Recruiting efforts in the Keystone State by Frederick Douglass and other activists succeeded, and seventeen men from Columbia and Wrightsville, sister towns across the Susquehanna River from one another in south-central Pennsylvania, volunteered for the new regiment of black soldiers serving under white officers. Several of those Columbia men returned home after the Civil War, lived out their lives, and are buried in a small largely forgotten cemetery in Columbia, tucked along 5th Street immediately north of the U.S Route 30 overpass.
Here are few photos I took a couple of weeks ago when in Columbia delivering copies of my recent book, Flames Beyond Gettysburg, to local organizations. During the Gettysburg Campaign, a company of black civilians volunteered to help defend the strategic bridge between Columbia and Wrightsville against Confederate invaders from the Robert E. Lee’s Army of Northern Virginia; some of them are relatives of the men of the 54th Massachusetts and the 55th. Some of the black volunteer company are buried in this cemetery in unmarked graves.
The cenotaphs for the identified men buried in this cemetery who served in the 54th or 55th Massachusetts or the U. S. Colored Troops.
The old cemetery was not maintained well during the 20th century and most headstones and markers are long gone. Many of the solders’ markers were erected in recent years. The cemetery does not have any historical plaques or markers specifically recalling the 54th, 55th, or various USCT units, a neglect that hopefully someday will be corrected.
Columbia was a bustling community during the war years, with its location along the river and access to nearby canals, railroads, and a paved major highway helping spur commerce.
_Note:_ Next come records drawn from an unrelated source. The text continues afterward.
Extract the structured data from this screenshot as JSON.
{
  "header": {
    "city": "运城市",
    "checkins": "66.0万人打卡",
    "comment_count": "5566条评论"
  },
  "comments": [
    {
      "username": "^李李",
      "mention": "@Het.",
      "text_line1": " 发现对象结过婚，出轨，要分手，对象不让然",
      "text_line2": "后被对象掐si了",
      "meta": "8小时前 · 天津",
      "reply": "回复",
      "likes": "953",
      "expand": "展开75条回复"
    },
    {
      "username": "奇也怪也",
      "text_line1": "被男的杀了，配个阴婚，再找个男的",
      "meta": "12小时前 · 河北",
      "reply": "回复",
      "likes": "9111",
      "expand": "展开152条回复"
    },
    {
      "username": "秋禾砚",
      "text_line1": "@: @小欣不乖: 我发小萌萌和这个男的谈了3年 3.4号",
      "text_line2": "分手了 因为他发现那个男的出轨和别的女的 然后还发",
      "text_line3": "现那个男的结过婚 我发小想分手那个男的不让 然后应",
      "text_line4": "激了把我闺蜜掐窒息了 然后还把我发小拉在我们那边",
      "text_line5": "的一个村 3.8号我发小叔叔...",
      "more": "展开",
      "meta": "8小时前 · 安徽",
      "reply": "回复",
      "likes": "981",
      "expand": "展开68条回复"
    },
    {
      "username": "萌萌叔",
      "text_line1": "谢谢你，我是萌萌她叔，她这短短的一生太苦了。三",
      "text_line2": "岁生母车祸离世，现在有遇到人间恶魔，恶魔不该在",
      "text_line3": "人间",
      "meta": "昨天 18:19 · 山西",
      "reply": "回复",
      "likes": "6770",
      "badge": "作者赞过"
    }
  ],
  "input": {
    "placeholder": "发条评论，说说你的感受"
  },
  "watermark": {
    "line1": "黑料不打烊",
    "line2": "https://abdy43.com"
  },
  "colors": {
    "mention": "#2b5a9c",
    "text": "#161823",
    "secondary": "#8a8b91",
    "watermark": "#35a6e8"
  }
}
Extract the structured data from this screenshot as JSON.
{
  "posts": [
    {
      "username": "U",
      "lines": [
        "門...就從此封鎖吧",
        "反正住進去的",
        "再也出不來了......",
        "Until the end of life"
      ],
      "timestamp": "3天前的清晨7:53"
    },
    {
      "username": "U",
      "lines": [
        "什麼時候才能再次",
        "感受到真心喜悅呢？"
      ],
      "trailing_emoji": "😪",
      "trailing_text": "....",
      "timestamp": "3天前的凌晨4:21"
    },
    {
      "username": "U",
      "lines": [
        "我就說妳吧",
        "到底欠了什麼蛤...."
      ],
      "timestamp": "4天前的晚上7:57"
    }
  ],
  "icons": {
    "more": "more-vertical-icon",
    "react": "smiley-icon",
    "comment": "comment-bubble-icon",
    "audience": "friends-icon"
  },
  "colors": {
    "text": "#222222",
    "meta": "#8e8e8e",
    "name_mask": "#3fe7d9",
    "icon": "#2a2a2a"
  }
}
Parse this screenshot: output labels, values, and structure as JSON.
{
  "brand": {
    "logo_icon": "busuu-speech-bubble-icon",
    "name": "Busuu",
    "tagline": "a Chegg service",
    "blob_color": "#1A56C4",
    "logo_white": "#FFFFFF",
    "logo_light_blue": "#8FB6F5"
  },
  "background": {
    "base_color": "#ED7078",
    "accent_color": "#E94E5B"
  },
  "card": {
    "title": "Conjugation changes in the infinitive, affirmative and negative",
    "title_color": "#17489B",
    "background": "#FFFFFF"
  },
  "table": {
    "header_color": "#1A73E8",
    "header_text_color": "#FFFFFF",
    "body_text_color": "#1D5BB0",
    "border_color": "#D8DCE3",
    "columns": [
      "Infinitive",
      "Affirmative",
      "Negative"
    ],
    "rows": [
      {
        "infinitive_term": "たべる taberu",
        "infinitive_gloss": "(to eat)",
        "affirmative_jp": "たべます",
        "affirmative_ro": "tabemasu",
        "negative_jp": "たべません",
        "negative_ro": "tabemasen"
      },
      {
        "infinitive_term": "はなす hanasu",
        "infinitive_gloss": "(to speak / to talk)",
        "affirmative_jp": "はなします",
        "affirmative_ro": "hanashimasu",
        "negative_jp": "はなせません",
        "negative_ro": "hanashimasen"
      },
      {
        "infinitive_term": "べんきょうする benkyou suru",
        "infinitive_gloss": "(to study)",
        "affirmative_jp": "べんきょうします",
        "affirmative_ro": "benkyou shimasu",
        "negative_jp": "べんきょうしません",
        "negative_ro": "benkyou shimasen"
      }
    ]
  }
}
Many of the blacks buried in this cemetery worked in the local iron foundries and a large rolling mill across the river (Maultsby-Case Rolling Mill). Some were railroad men; others warehousemen, lumbermen, turnpike workers, or canal employees.
One man from the volunteer, non-uniformed home guard company that fought against Jubal Early’s Confederates in the Gettysburg Campaign died in the defenses of Wrightsville, across the river from Columbia. Reportedly, a shell fragment struck him in his head. His name has been lost to history. He may have been buried in this cemetery. Unfortunately no records have been discovered by this blogger or by other authors as to his identity. He was likely the first black man killed in combat in the Gettysburg Campaign.
The old cemetery is easy to reach from U.S. Route for history buffs. Take the Columbia exit, turn east on Linden Street, pass by the Susquehanna Valley Visitors Center, and make a left on 5th Street. Cross under the overpass slowly; the cemetery will be on the right immediately after the overpass.
The Columbia Historic Preservation Society, just a short drive from this cemetery, houses an excellent museum of local history, including some information on the black community of the river towns.